# SS 18.3.17 - Bernstein #1 "Jeremiah"



## realdealblues (Mar 3, 2010)

A continuation of the Saturday Symphonies Tradition:

Welcome to another weekend of symphonic listening! 
_*
*_For your listening pleasure this weekend:*

Leonard Bernstein (1918 - 1990)*

Symphony No. 1 "Jeremiah"

1. Prophecy
2. Profanation
3. Lamentation

---------------------

Post what recording you are going to listen to giving details of Orchestra / Conductor / Chorus / Soloists etc - Enjoy!


----------



## realdealblues (Mar 3, 2010)

Another weekend is here and this week it's Leonard Bernstein's Jeremiah. I absolutely love this Symphony! I wish it was played more and that more people enjoyed it. I'll have to listen to both of Lenny's recordings this weekend.









Leonard Bernstein/New York Philharmonic
Soloist: Jennie Tourel









Leonard Bernstein/Israel Philharmonic Orchestra
Soloist: Christa Ludwig


----------



## Pugg (Aug 8, 2014)

​
*Bernstein*: Jeremiah - Symphony No. 1
This one for me this week.


----------



## Haydn man (Jan 25, 2014)

I shall try this version, via streaming


----------



## Heck148 (Oct 27, 2016)

Yes...Bernstein #1 is a fine work...I especially like the 2nd mvt...pretty violent, angry piece....but if you consider what was happening in the world, at the time, rather appropriate...LB/NYPD is a fine recording...there is a Barenboim/CSO archival version that is very good also.


----------



## D Smith (Sep 13, 2014)

I'll listen from this compilation set.
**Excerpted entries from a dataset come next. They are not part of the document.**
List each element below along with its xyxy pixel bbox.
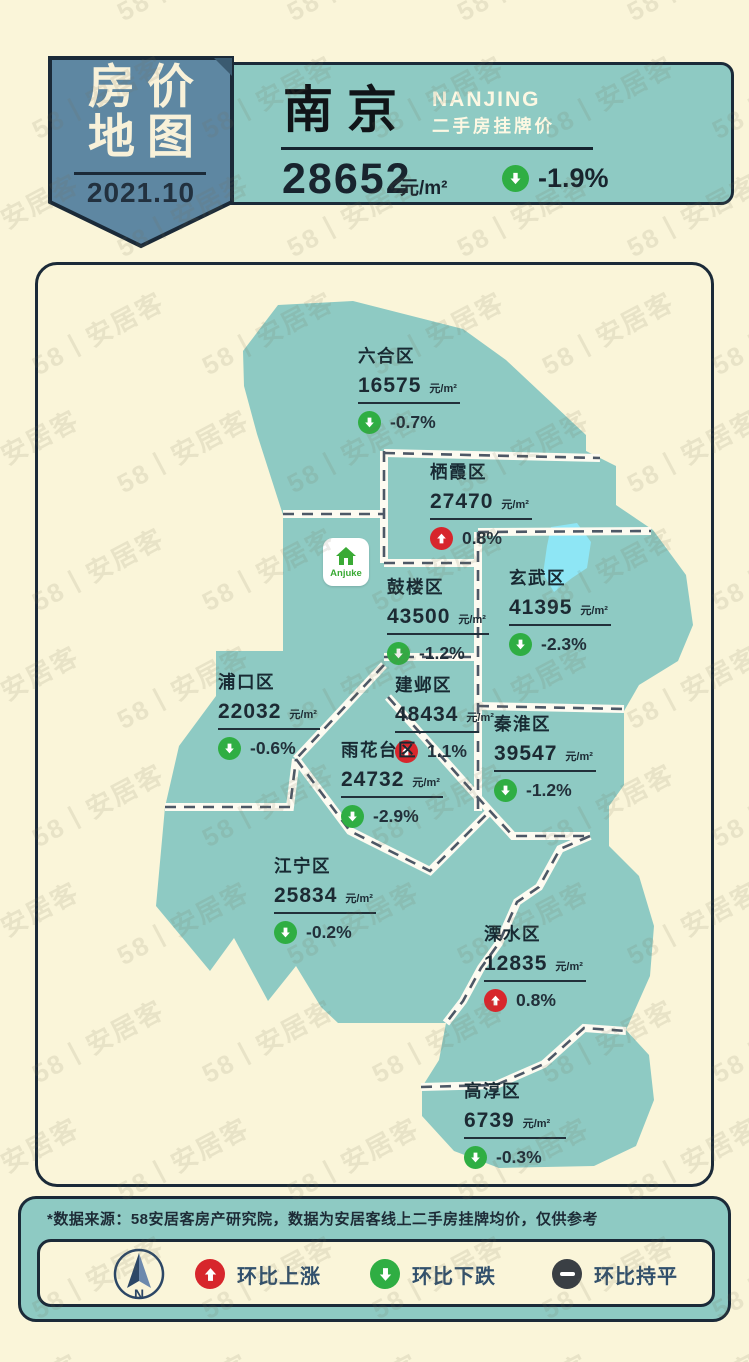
- district-yuhuatai: 雨花台区 24732元/m² -2.9%: [341, 737, 443, 828]
- city-average-price: 28652: [282, 155, 412, 204]
- badge-date: 2021.10: [46, 177, 236, 209]
- nanjing-district-map: Anjuke 六合区 16575元/m² -0.7% 栖霞区 27470元/m²…: [35, 262, 714, 1187]
- city-price-unit: 元/m²: [400, 173, 448, 200]
- legend: N 环比上涨 环比下跌 环比持平: [37, 1239, 715, 1307]
- change-arrow-icon: [494, 779, 517, 802]
- change-arrow-icon: [509, 633, 532, 656]
- header-divider: [281, 147, 593, 150]
- change-arrow-icon: [218, 737, 241, 760]
- header-subtitle: 二手房挂牌价: [432, 113, 555, 138]
- city-change-percent: -1.9%: [538, 163, 609, 194]
- anjuke-logo-text: Anjuke: [330, 568, 362, 579]
- city-change: -1.9%: [502, 163, 609, 194]
- change-arrow-icon: [341, 805, 364, 828]
- house-icon: [334, 545, 358, 567]
- change-arrow-icon: [484, 989, 507, 1012]
- change-arrow-icon: [502, 165, 529, 192]
- district-qinhuai: 秦淮区 39547元/m² -1.2%: [494, 711, 596, 802]
- compass-north-label: N: [134, 1286, 144, 1302]
- flat-minus-icon: [552, 1259, 582, 1289]
- change-arrow-icon: [387, 642, 410, 665]
- change-arrow-icon: [358, 411, 381, 434]
- footer-banner: *数据来源：58安居客房产研究院，数据为安居客线上二手房挂牌均价，仅供参考 N …: [18, 1196, 731, 1322]
- legend-item-flat: 环比持平: [552, 1259, 678, 1289]
- district-gaochun: 高淳区 6739元/m² -0.3%: [464, 1078, 566, 1169]
- district-gulou: 鼓楼区 43500元/m² -1.2%: [387, 574, 489, 665]
- change-arrow-icon: [274, 921, 297, 944]
- district-luhe: 六合区 16575元/m² -0.7%: [358, 343, 460, 434]
- up-arrow-icon: [195, 1259, 225, 1289]
- badge-title-line2: 地图: [46, 112, 236, 162]
- change-arrow-icon: [464, 1146, 487, 1169]
- change-arrow-icon: [430, 527, 453, 550]
- district-xuanwu: 玄武区 41395元/m² -2.3%: [509, 565, 611, 656]
- legend-item-up: 环比上涨: [195, 1259, 321, 1289]
- badge-title-line1: 房价: [46, 62, 236, 112]
- data-source-note: *数据来源：58安居客房产研究院，数据为安居客线上二手房挂牌均价，仅供参考: [47, 1208, 598, 1229]
- badge-divider: [74, 172, 206, 175]
- anjuke-logo: Anjuke: [323, 538, 369, 586]
- district-pukou: 浦口区 22032元/m² -0.6%: [218, 669, 320, 760]
- city-title: 南京: [283, 70, 411, 142]
- district-lishui: 溧水区 12835元/m² 0.8%: [484, 921, 586, 1012]
- city-title-en: NANJING: [432, 88, 541, 112]
- district-jiangning: 江宁区 25834元/m² -0.2%: [274, 853, 376, 944]
- down-arrow-icon: [370, 1259, 400, 1289]
- legend-item-down: 环比下跌: [370, 1259, 496, 1289]
- district-qixia: 栖霞区 27470元/m² 0.8%: [430, 459, 532, 550]
- compass-icon: N: [110, 1246, 168, 1306]
- title-badge: 房价 地图 2021.10: [46, 54, 236, 254]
Bernstein/NYP, Tourel.


----------



## Pugg (Aug 8, 2014)

Come one people, realdealblues helps us every week, no harm helping his threads a bit.


----------



## lluissineu (Dec 27, 2016)

I have only The DG recording with The Israel Philharmonic. Nice to Have a pleasant task for today. Hope you all enjoy The Symphony. Don't know it much as The mass or his musicals.


----------



## Mika (Jul 24, 2009)

Haydn man said:


> View attachment 92963
> 
> I shall try this version, via streaming.


Me too. .....


----------



## Sandrat (Jan 19, 2017)

I can only stream a version by James Judd and the New Zealand symphony orchestra Listening now


----------



## elgar's ghost (Aug 8, 2010)

I'll play no.2 as well as that is my favourite of LB's three symphonies.


----------



## chesapeake bay (Aug 3, 2015)

elgars ghost said:


> I'll play no.2 as well as that is my favourite of LB's three symphonies.


I'll listen to this one as well


----------



## Weird Heather (Aug 24, 2016)

I used this thread as an excuse to buy a substantial collection of downloads of Bernstein's music. I'm glad I did. I listened to all three of his symphonies this evening, and they are all quite fascinating. I can't wait to explore the rest of the downloads.

I have the Israel Philharmonic/Leonard Bernstein recording.

It has been a very long time since I have heard Symphony No. 1, and it will take a few hearings for me to truly wrap my head around it, but my first impression is that it is a powerful work that never gets boring. I would love to hear a live performance.


----------



## Pugg (Aug 8, 2014)

Weird Heather said:


> I used this thread as an excuse to buy a substantial collection of downloads of Bernstein's music. I'm glad I did. I listened to all three of his symphonies this evening, and they are all quite fascinating. I can't wait to explore the rest of the downloads.
> 
> I have the Israel Philharmonic/Leonard Bernstein recording.
> 
> It has been a very long time since I have heard Symphony No. 1, and it will take a few hearings for me to truly wrap my head around it, but my first impression is that it is a powerful work that never gets boring. I would love to hear a live performance.


Good on you! :clap:


----------